I’m a public school teacher. I love my job. I teach 23 kids and try my hardest to get them to succeed in math, reading, writing, spelling, science and social studies. And try to help them be better people. To think about other people’s feelings. To help those in need. To be kind to others. I teach children who are highly gifted, who struggle and who are just where they need to be. I have children who do have parents who came here illegally. All my letters are translated in English and Spanish. (Google translate is my best friend) I get some of the best tamales I have ever tasted!!! And I’m so thankful that from my background growing up in New Mexico that I didn’t see and look for our differences.
A dear friend of mine chose to keep and parent her child as a single mom. I would do anything to help support her along the way. I’ve seen the miracle of life and how truly amazing it is. I love our local pregnancy center because of the support they give to women and children. There are always “what ifs” and I truly can’t imagine being in one of those situations. I think it’s important to support women while they are pregnant, but also support them when the baby is born and as the child grows.
Psam 139:13-16 For you formed my inward parts; you knitted me together in my mother’s womb. I praise you, for I am fearfully and wonderfully made. Wonderful are your works; my soul knows it very well. My frame was not hidden from you, when I was being made in secret, intricately woven in ithe depths of the earth. Your eyes saw my unformed substance; in your book were written, every one of them, the days that were formed for me,when as yet there was none of them.

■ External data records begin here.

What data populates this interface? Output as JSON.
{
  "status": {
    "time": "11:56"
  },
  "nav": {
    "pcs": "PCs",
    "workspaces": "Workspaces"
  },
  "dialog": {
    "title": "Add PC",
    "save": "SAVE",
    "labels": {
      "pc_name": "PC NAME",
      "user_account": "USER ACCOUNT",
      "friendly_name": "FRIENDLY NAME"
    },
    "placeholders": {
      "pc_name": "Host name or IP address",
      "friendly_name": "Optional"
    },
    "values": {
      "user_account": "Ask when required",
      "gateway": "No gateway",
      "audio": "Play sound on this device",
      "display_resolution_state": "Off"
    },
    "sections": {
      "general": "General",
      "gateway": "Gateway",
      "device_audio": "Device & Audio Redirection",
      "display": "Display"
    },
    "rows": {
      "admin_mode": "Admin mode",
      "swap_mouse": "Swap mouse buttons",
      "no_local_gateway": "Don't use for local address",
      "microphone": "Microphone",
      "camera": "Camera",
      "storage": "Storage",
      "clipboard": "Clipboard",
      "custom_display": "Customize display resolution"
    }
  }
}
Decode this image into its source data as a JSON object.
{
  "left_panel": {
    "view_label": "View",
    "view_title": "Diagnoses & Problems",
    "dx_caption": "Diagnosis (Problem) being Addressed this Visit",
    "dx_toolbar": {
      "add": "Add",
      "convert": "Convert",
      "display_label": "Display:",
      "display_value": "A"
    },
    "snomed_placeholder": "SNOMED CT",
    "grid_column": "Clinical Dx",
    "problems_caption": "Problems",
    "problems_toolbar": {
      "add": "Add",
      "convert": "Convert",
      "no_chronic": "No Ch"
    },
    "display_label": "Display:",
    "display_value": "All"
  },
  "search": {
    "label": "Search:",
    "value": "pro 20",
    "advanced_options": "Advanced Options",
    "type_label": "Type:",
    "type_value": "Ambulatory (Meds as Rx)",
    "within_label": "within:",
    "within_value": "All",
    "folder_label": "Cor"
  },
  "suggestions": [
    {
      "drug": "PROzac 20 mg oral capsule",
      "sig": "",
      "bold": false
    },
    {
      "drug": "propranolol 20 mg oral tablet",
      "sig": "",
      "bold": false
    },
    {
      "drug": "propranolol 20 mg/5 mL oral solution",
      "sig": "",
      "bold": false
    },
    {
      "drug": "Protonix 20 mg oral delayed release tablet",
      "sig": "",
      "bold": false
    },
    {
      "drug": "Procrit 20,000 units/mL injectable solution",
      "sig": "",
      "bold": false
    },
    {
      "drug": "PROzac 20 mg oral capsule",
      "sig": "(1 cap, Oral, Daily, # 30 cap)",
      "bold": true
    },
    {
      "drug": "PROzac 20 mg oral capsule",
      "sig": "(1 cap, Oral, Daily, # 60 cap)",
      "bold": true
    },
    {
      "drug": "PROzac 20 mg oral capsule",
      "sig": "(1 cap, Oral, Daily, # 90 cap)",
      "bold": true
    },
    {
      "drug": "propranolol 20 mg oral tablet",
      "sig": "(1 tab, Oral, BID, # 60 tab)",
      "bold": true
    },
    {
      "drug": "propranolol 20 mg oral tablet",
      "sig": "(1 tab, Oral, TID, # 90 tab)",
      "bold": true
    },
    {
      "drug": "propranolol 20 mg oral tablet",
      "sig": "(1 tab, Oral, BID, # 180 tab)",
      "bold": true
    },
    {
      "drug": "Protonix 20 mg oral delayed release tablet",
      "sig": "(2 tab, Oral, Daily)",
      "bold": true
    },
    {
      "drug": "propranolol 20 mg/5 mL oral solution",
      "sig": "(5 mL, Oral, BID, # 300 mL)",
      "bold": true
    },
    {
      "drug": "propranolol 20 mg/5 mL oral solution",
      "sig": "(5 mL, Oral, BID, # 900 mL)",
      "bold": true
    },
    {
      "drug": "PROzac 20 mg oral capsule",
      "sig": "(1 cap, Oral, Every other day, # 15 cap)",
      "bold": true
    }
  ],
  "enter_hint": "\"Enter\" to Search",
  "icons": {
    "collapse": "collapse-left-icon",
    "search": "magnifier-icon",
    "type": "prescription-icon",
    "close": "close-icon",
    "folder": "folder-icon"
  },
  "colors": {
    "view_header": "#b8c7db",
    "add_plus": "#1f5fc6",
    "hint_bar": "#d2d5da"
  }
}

In all I do I rely heavily on prayer. God is my moral compass and I believe both sides truly believe they are showing God’s truth and love. Whether it’s supporting the unborn or caring for the poor. And I’m the first to admit its hard for me to understand why someone feels a certain way. I don’t want to be that way. I want to show love. I want to respect what you have to say. The Bible says
Gosh that’s hard!! It doesn’t say just those you like. It’s for all in authority. That means past and present. So if we are excited about the upcoming president, should we bash the past president? And if we are sad about the upcoming president, should we bash him? No. That’s hard. And what’s harder is children are watching and listening. I had a child come in crying because she doesn’t want her dad to be deported. What could I do? I prayed. I prayed for peace! Look at the scripture- “so that we can live in peace.”
Our life is not the “normal” family’s situation. But this was the story God wrote for us. So yes, I am passionate about certain things. This is the story we have and I’m so thankful for God’s faithfulness and the journey. Sometimes it’s hard, sometimes I cry, but we pick ourselves up, fight for what we think is right, pray and keep going! Just keep swimming!!!
So if you truly want to know what someone thinks and why they think it…ask! There’s a reason. And it makes perfect sense to that person. It might not make sense to you, but it allows the conversation to take place.